IN STAGIONE – Zurigo di parecchi gradini superiore a livello di punti (97 contro 78) e difensivo (106 reti incassate contro 154), ma Ginevra leggermente più produttivo in attacco (154 gol segnati contro i 148 dei Lions). Nei confronti diretti 5 punti su 6 casalinghi a testa: 5-3 e 3-2 d.p. all’Hallenstadion, 3-2 d.p. e (ultima in ordine di tempo, un mese fa) 6-1 alle Vernets.

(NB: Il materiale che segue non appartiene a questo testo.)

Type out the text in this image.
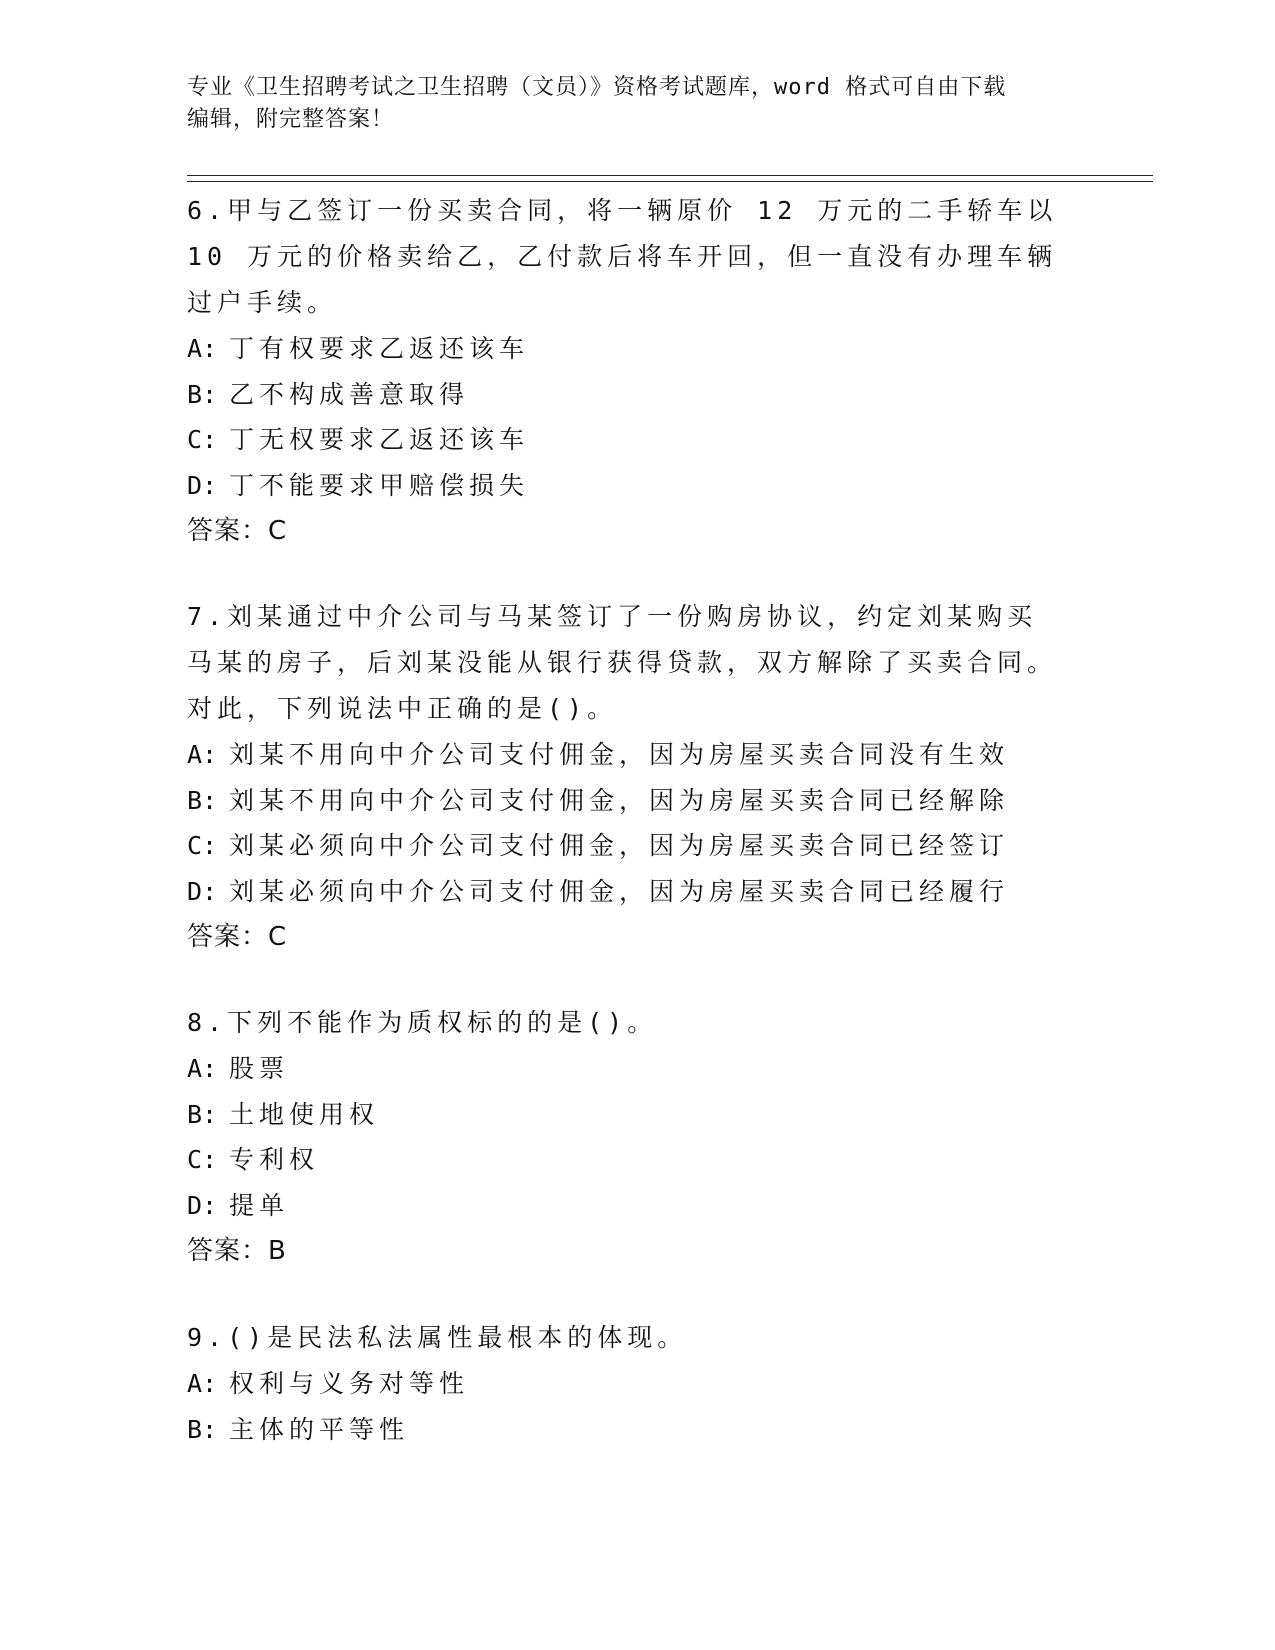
专业《卫生招聘考试之卫生招聘（文员）》资格考试题库，word 格式可自由下载
编辑，附完整答案！

6.甲与乙签订一份买卖合同，将一辆原价 12 万元的二手轿车以 10 万元的价格卖给乙，乙付款后将车开回，但一直没有办理车辆过户手续。

A: 丁有权要求乙返还该车
B: 乙不构成善意取得
C: 丁无权要求乙返还该车
D: 丁不能要求甲赔偿损失
答案：C

7.刘某通过中介公司与马某签订了一份购房协议，约定刘某购买马某的房子，后刘某没能从银行获得贷款，双方解除了买卖合同。对此，下列说法中正确的是()。

A: 刘某不用向中介公司支付佣金，因为房屋买卖合同没有生效
B: 刘某不用向中介公司支付佣金，因为房屋买卖合同已经解除
C: 刘某必须向中介公司支付佣金，因为房屋买卖合同已经签订
D: 刘某必须向中介公司支付佣金，因为房屋买卖合同已经履行
答案：C

8.下列不能作为质权标的的是()。

A: 股票
B: 土地使用权
C: 专利权
D: 提单
答案：B

9.()是民法私法属性最根本的体现。

A: 权利与义务对等性
B: 主体的平等性
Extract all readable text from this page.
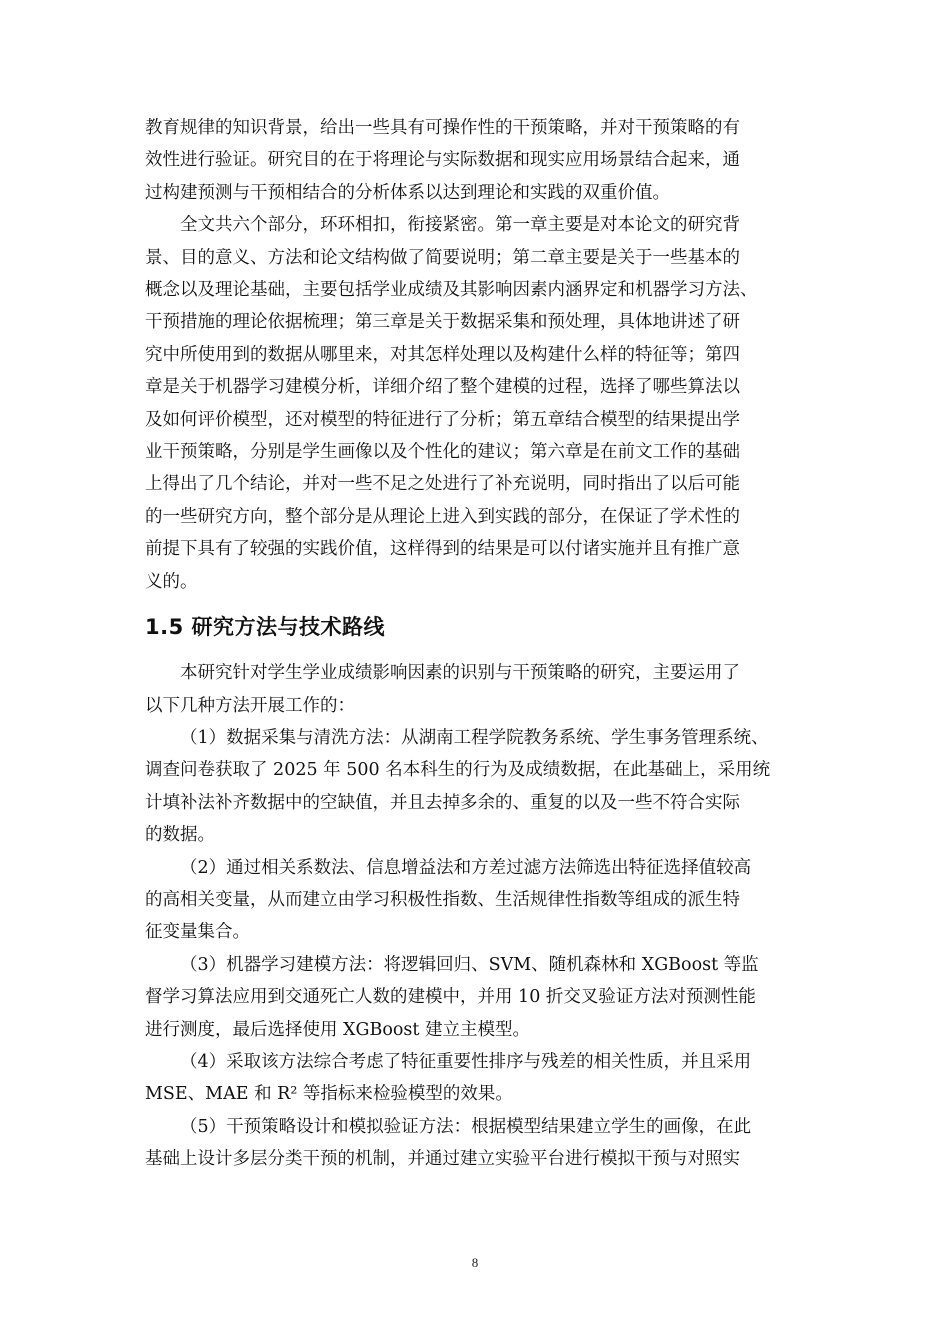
教育规律的知识背景，给出一些具有可操作性的干预策略，并对干预策略的有
效性进行验证。研究目的在于将理论与实际数据和现实应用场景结合起来，通
过构建预测与干预相结合的分析体系以达到理论和实践的双重价值。

全文共六个部分，环环相扣，衔接紧密。第一章主要是对本论文的研究背
景、目的意义、方法和论文结构做了简要说明；第二章主要是关于一些基本的
概念以及理论基础，主要包括学业成绩及其影响因素内涵界定和机器学习方法、
干预措施的理论依据梳理；第三章是关于数据采集和预处理，具体地讲述了研
究中所使用到的数据从哪里来，对其怎样处理以及构建什么样的特征等；第四
章是关于机器学习建模分析，详细介绍了整个建模的过程，选择了哪些算法以
及如何评价模型，还对模型的特征进行了分析；第五章结合模型的结果提出学
业干预策略，分别是学生画像以及个性化的建议；第六章是在前文工作的基础
上得出了几个结论，并对一些不足之处进行了补充说明，同时指出了以后可能
的一些研究方向，整个部分是从理论上进入到实践的部分，在保证了学术性的
前提下具有了较强的实践价值，这样得到的结果是可以付诸实施并且有推广意
义的。

1.5 研究方法与技术路线

本研究针对学生学业成绩影响因素的识别与干预策略的研究，主要运用了
以下几种方法开展工作的：

（1）数据采集与清洗方法：从湖南工程学院教务系统、学生事务管理系统、
调查问卷获取了 2025 年 500 名本科生的行为及成绩数据，在此基础上，采用统
计填补法补齐数据中的空缺值，并且去掉多余的、重复的以及一些不符合实际
的数据。

（2）通过相关系数法、信息增益法和方差过滤方法筛选出特征选择值较高
的高相关变量，从而建立由学习积极性指数、生活规律性指数等组成的派生特
征变量集合。

（3）机器学习建模方法：将逻辑回归、SVM、随机森林和 XGBoost 等监
督学习算法应用到交通死亡人数的建模中，并用 10 折交叉验证方法对预测性能
进行测度，最后选择使用 XGBoost 建立主模型。

（4）采取该方法综合考虑了特征重要性排序与残差的相关性质，并且采用
MSE、MAE 和 R² 等指标来检验模型的效果。

（5）干预策略设计和模拟验证方法：根据模型结果建立学生的画像，在此
基础上设计多层分类干预的机制，并通过建立实验平台进行模拟干预与对照实

8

I PRECEDENTI – ZSC e Ginevra giocano il bis della semifinale dello scorso anno, iniziata con break e controbreak, ma andata poi avanti con cinque vittorie casalinghe, fino al 4-0 dei Lions in gara-7. L’unico altro precedente risale all’incandescente finale del 2008, quando cinque partite su sei si conclusero con una sola rete di differenza. Pure in quella serie si imposero gli zurighesi, che risalirono dallo 0/2 al 4/2 vincendo ai rigori sia gara-5 che gara-6.